Because I let down that person, I have come to see myself as a majority bad person. I might have be a bad person who often does good things but I am still mostly dark at my core. If there was blood work for the soul, I’d peg my goodness percentage at 35%. It’s not Donald Trump evil but I would definitely watch yourself with me, especially with anything financial. Actually, I’m going to give myself some credit here. A brief respite in this long screed of self-loathing, if you will. If money isn’t involved, I’ve been told I’m a good friend. And since I turned mostly dark I’ve been gifted with a profound sense of shame and regret to go along with my bad nature. It keeps me mostly on the straight and narrow. Except when it comes to money. There’s no shame god or regret deity that can stop those urges.
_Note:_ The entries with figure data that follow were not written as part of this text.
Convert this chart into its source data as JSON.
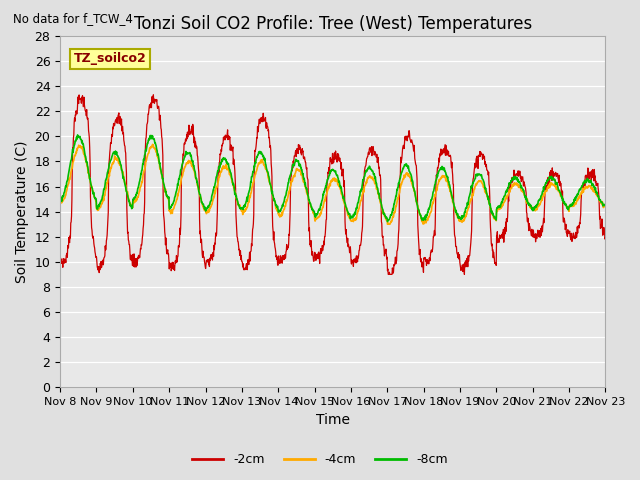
{
  "title": "Tonzi Soil CO2 Profile: Tree (West) Temperatures",
  "subtitle": "No data for f_TCW_4",
  "xlabel": "Time",
  "ylabel": "Soil Temperature (C)",
  "annotation": "TZ_soilco2",
  "ylim": [
    0,
    28
  ],
  "yticks": [
    0,
    2,
    4,
    6,
    8,
    10,
    12,
    14,
    16,
    18,
    20,
    22,
    24,
    26,
    28
  ],
  "xtick_labels": [
    "Nov 8",
    "Nov 9",
    "Nov 10",
    "Nov 11",
    "Nov 12",
    "Nov 13",
    "Nov 14",
    "Nov 15",
    "Nov 16",
    "Nov 17",
    "Nov 18",
    "Nov 19",
    "Nov 20",
    "Nov 21",
    "Nov 22",
    "Nov 23"
  ],
  "line_colors": [
    "#cc0000",
    "#ffaa00",
    "#00bb00"
  ],
  "line_labels": [
    "-2cm",
    "-4cm",
    "-8cm"
  ],
  "fig_bg": "#e0e0e0",
  "plot_bg": "#e8e8e8",
  "grid_color": "#ffffff",
  "title_fontsize": 12,
  "label_fontsize": 10,
  "tick_fontsize": 9,
  "annot_bg": "#ffff99",
  "annot_edge": "#aaaa00",
  "n_days": 15,
  "n_per_day": 96
}
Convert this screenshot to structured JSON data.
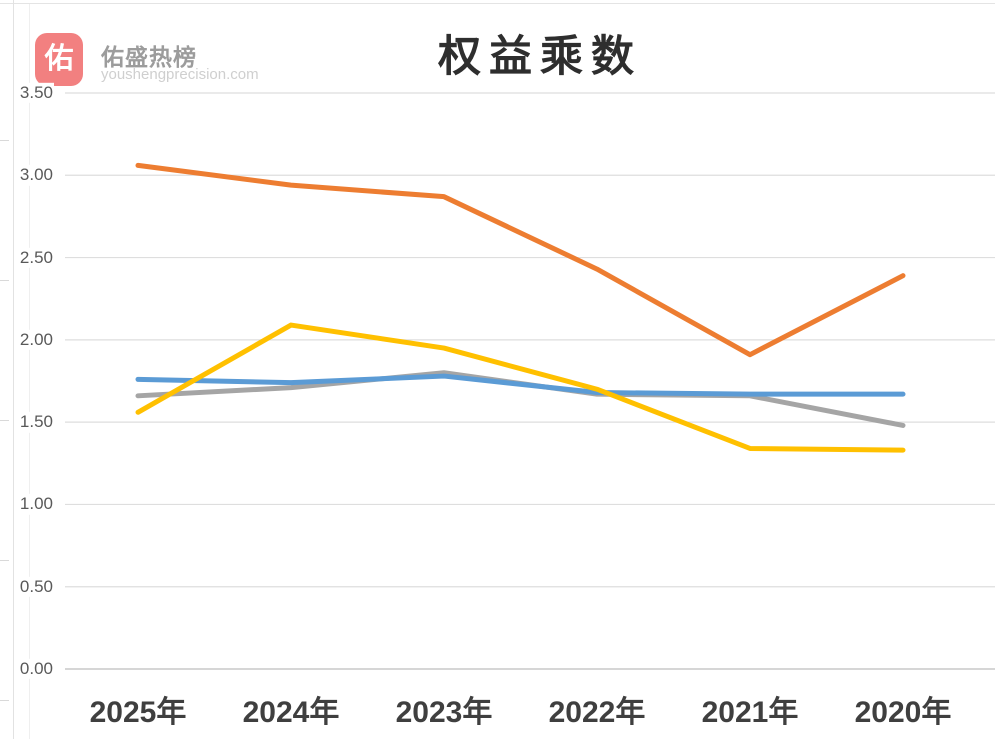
{
  "brand": {
    "logo_glyph": "佑",
    "logo_color": "#F28080",
    "name": "佑盛热榜",
    "domain": "youshengprecision.com"
  },
  "chart_data": {
    "type": "line",
    "title": "权益乘数",
    "categories": [
      "2025年",
      "2024年",
      "2023年",
      "2022年",
      "2021年",
      "2020年"
    ],
    "series": [
      {
        "name": "orange",
        "color": "#ED7D31",
        "values": [
          3.06,
          2.94,
          2.87,
          2.43,
          1.91,
          2.39
        ]
      },
      {
        "name": "gray",
        "color": "#A5A5A5",
        "values": [
          1.66,
          1.71,
          1.8,
          1.67,
          1.66,
          1.48
        ]
      },
      {
        "name": "blue",
        "color": "#5B9BD5",
        "values": [
          1.76,
          1.74,
          1.78,
          1.68,
          1.67,
          1.67
        ]
      },
      {
        "name": "yellow",
        "color": "#FFC000",
        "values": [
          1.56,
          2.09,
          1.95,
          1.7,
          1.34,
          1.33
        ]
      }
    ],
    "y_ticks": [
      "3.50",
      "3.00",
      "2.50",
      "2.00",
      "1.50",
      "1.00",
      "0.50",
      "0.00"
    ],
    "ylim": [
      0,
      3.5
    ],
    "grid": true,
    "legend": "none",
    "grid_color": "#DEDEDE",
    "baseline_color": "#C9C9C9",
    "tick_label_color": "#595959",
    "category_label_color": "#3F3F3F"
  }
}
Years have passed since I let down that person. I still feel the same way about my essence and I don’t really think I’ll ever be able to forgive myself for what I did. Even though the victims of my actions, in particular that one person, forgave me that isn’t enough to forgive myself.
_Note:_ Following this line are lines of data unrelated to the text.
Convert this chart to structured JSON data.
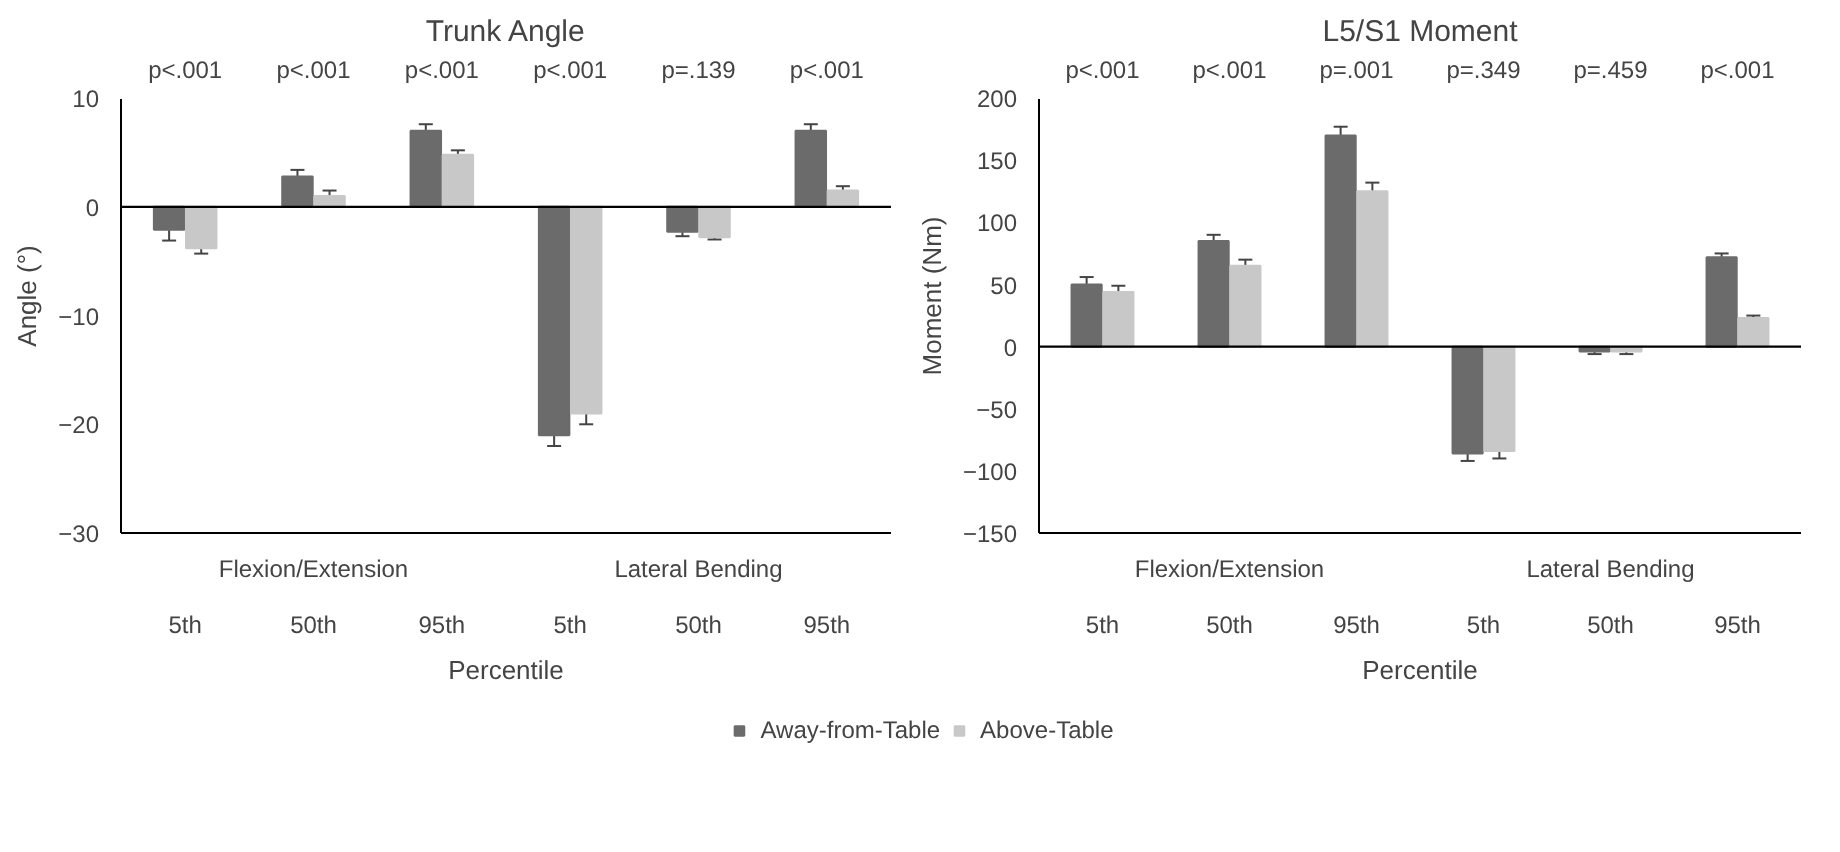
{
  "chart_data": [
    {
      "type": "bar",
      "title": "Trunk Angle",
      "xlabel": "Percentile",
      "ylabel": "Angle (°)",
      "categories": [
        "5th",
        "50th",
        "95th",
        "5th",
        "50th",
        "95th"
      ],
      "series": [
        {
          "name": "Away-from-Table",
          "color": "#6b6b6b",
          "values": [
            -2.1,
            2.8,
            7.0,
            -21,
            -2.3,
            7.0
          ],
          "errors": [
            1.0,
            0.6,
            0.6,
            1.0,
            0.4,
            0.6
          ]
        },
        {
          "name": "Above-Table",
          "color": "#c8c8c8",
          "values": [
            -3.8,
            1.0,
            4.8,
            -19,
            -2.8,
            1.5
          ],
          "errors": [
            0.5,
            0.5,
            0.4,
            1.0,
            0.2,
            0.4
          ]
        }
      ],
      "annotations": [
        "p<.001",
        "p<.001",
        "p<.001",
        "p<.001",
        "p=.139",
        "p<.001",
        "Flexion/Extension",
        "Lateral Bending"
      ],
      "ylim": [
        -30,
        10
      ],
      "yticks": [
        -30,
        -20,
        -10,
        0,
        10
      ],
      "legend": "bottom"
    },
    {
      "type": "bar",
      "title": "L5/S1 Moment",
      "xlabel": "Percentile",
      "ylabel": "Moment (Nm)",
      "categories": [
        "5th",
        "50th",
        "95th",
        "5th",
        "50th",
        "95th"
      ],
      "series": [
        {
          "color": "#6b6b6b",
          "values": [
            50,
            85,
            170,
            -86,
            -4,
            72
          ],
          "errors": [
            6,
            5,
            7,
            6,
            2,
            3
          ]
        },
        {
          "color": "#c8c8c8",
          "values": [
            44,
            65,
            125,
            -84,
            -4,
            23
          ],
          "errors": [
            5,
            5,
            7,
            6,
            2,
            2
          ]
        }
      ],
      "annotations": [
        "p<.001",
        "p<.001",
        "p=.001",
        "p=.349",
        "p=.459",
        "p<.001",
        "Flexion/Extension",
        "Lateral Bending"
      ],
      "ylim": [
        -150,
        200
      ],
      "yticks": [
        -150,
        -100,
        -50,
        0,
        50,
        100,
        150,
        200
      ]
    }
  ]
}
I remember devastating my credit and eventually having to declare bankruptcy last year because I got fired from a job I probably should have never accepted or even applied for. It was not the first time I took a job that was way over my head and subsequently got fired for it. It wouldn’t even be the 2nd or 3rd time. See a pattern forming? Those are the clouds gathering. Well, that’s not really true. “Gathering” implies that they have yet to fully arrive. They’ve been here for years.

I don’t know why I spilled all this shit. I’m not trying to get pity or sympathy. Every choice I’ve made in my life I’ve made with my eyes wide open and in full knowledge of the moral quality of those actions.

It is all on me.

Maybe there’s a happy ending? I haven’t given up yet. The demon outweighs me by a thousand pounds and he’s smarter than me and he’s more charming than me and he’s quicker than me and he has a huge army of likeminded gargoyles behind him.

The odds don’t look good. But what my old friend does not realize is that I’m no longer asleep. This time around, my eyes are truly wide open.